The current joint doctrinal baseline for C-UAS is JP 3-01, Countering Air and Missile Threats. The 2023 revision incorporated small UAS more substantively than previous editions but remains primarily oriented toward traditional air and missile threats. Service-level publications—the Army's FM 3-01 (Air and Missile Defense Operations), the Marine Corps' MCTP 10-10E—have incorporated C-UAS more directly but vary in how they address Group 1-2 UAS at the tactical edge.

The doctrinal gap is most acute at the company and battalion level, where most encounters with weaponized commercial UAS actually occur. Unit-level TTPs are largely self-generated from operational experience, shared informally through the force, and variably integrated into pre-deployment training. The institutional training base—National Training Center, Joint Readiness Training Center, Marine Air-Ground Task Force Training Command—has accelerated incorporation of realistic C-UAS training scenarios, but the gap between operational experience in Ukraine or the Middle East and institutional training remains significant.

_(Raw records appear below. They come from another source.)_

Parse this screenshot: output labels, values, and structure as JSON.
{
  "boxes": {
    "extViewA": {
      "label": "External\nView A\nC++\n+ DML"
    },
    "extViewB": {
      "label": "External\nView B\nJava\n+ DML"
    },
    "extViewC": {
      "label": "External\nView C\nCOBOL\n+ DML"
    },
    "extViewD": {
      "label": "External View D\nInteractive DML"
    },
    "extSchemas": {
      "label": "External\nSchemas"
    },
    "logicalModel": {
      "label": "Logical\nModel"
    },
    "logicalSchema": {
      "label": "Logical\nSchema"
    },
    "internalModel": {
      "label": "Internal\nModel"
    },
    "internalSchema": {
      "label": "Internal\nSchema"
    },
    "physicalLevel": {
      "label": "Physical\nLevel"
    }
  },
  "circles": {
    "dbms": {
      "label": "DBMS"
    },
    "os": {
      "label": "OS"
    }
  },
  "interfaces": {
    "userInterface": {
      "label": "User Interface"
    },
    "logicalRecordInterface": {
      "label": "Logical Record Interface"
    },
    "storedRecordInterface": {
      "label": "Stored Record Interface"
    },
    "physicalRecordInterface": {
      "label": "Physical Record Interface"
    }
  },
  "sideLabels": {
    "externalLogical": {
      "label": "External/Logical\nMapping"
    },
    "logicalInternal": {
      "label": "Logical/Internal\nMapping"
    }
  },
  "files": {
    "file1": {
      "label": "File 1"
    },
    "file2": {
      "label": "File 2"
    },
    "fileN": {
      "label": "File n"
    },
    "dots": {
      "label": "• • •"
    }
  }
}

The trajectory is clear: C-UAS is transitioning from a force protection niche to a core warfighting function that every echelon must address. The organizational and doctrinal infrastructure is adapting, but the pace of adaptation is being tested by a threat environment that has no interest in waiting.

Key Features

  • Joint Counter-small UAS Office (JCO) as DoD synchronization body
  • Integrated Fires-Low (IF-Low) architecture organizing C-UAS by threat tier
  • Replicator initiative for autonomous attritable counter-UAS systems
  • Service-specific programs: Army IM-SHORAD, Marine MADIS, Navy ODIN
  • Middle Tier Acquisition and OTA for rapid fielding
  • JP 3-01 joint doctrine for countering air and missile threats

Advantages

  • JCO prevents duplicate acquisition across services and establishes common standards
  • Rapid acquisition authorities allow fielding at operationally relevant timelines
  • Replicator initiative signals commitment to autonomous, cost-imposing solutions
  • Ukraine lessons are being actively incorporated into doctrine and requirements

Limitations

  • JCO has coordination authority but limited acquisition authority, creating friction
  • Service-specific programs still diverge significantly in technical approach
  • Doctrine lags fielding—operators are improvising tactics faster than publications can capture them
  • Cost-per-intercept economics favor the attacker at current system mix
  • Replicator timelines have slipped and objectives remain partially opaque

Real World Application

At Tower 22 in Jordan in January 2024, a drone strike killed three U.S. soldiers—a direct failure of the detection and defeat architecture at a forward operating location. The incident drove immediate reviews of force protection C-UAS requirements and accelerated fielding decisions. In Ukraine, U.S.-provided C-UAS systems including the SHORAD family and EW capabilities have been integrated into Ukrainian air defense layers with lessons feeding back into DoD doctrine.